Sie starrte das Billett an, das ihren Namen in Mr. Tarrington-Leighs eleganter Handschrift trug, verlor unvermittelt das Interesse, den Saratoga auszupacken, und legte den Brief tief unter die verbliebenen Sachen. Dann wandte sie sich ab, ging rastlos im Raum hin und her und fragte sich beklommen, was den plötzlichen Gefühlsaufruhr ausgelöst haben mochte. Mr. Tarrington-Leigh konnte nicht die Ursache sein. Er vereinte in sich alles, was sie sich wünschen konnte, und es bedurfte nur eines Wortes, um ihn zum Gemahl zu bekommen. Sie musste lediglich alle Bande zu einem Taugenichts durchtrennen, der sie nie geliebt hatte, und war dann imstande, sich mit Arthur Tarrington-Leigh zu vermählen.

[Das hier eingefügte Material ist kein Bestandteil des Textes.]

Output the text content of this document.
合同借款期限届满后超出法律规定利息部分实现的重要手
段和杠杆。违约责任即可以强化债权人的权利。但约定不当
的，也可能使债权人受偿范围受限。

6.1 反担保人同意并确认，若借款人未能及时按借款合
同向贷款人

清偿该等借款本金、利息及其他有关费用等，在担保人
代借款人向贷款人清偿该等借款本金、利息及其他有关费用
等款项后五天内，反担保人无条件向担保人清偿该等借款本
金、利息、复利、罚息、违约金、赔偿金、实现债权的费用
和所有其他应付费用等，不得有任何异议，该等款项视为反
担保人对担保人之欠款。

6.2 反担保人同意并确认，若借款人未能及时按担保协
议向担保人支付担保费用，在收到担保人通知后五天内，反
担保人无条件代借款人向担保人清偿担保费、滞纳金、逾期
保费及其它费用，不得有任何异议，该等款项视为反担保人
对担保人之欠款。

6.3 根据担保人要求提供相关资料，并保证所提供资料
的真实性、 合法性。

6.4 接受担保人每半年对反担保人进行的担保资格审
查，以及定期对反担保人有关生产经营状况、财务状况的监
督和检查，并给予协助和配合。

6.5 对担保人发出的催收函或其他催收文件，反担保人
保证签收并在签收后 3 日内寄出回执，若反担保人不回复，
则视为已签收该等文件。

In Darlmoor war Mary überzeugt gewesen, alle Probleme würden sich sehr einfach lösen lassen, doch nun hatte sie nicht mehr diesen Eindruck. Jäh fühlte sie sich im Raum eingeengt und hatte das unwiderstehliche Bedürfnis, ins Freie zu gehen, frische Luft zu atmen und die Sterne zu betrachten. Sie kehrte zu der Tochter zurück, die fest schlief, strich ihr behutsam eine feuchte Locke aus dem Gesicht und huschte dann leise aus dem Zimmer.
Halil ibn Aybaks Haus war ein Gewirr von weiß getünchten, mit Azizas wundervollen Wandbehänge geschmückten und kostbaren Teppichen ausgelegten Räumlichkeiten, sowie hübschen Innenhöfen, wo schlanke Dattelpalmen, Hibiskus und Bougainvilleen wuchsen. Mary schlenderte zu dem plätschernden Marmorbrunnen, der sich neben einem Orangenbäumchen in der Mitte des abgeschlossenen kleinen Gartens befand, an dem das von ihr bewohnte Gemach lag, tauchte die Hände in das Wasser und kühlte sich Stirn, Wangen und Hals.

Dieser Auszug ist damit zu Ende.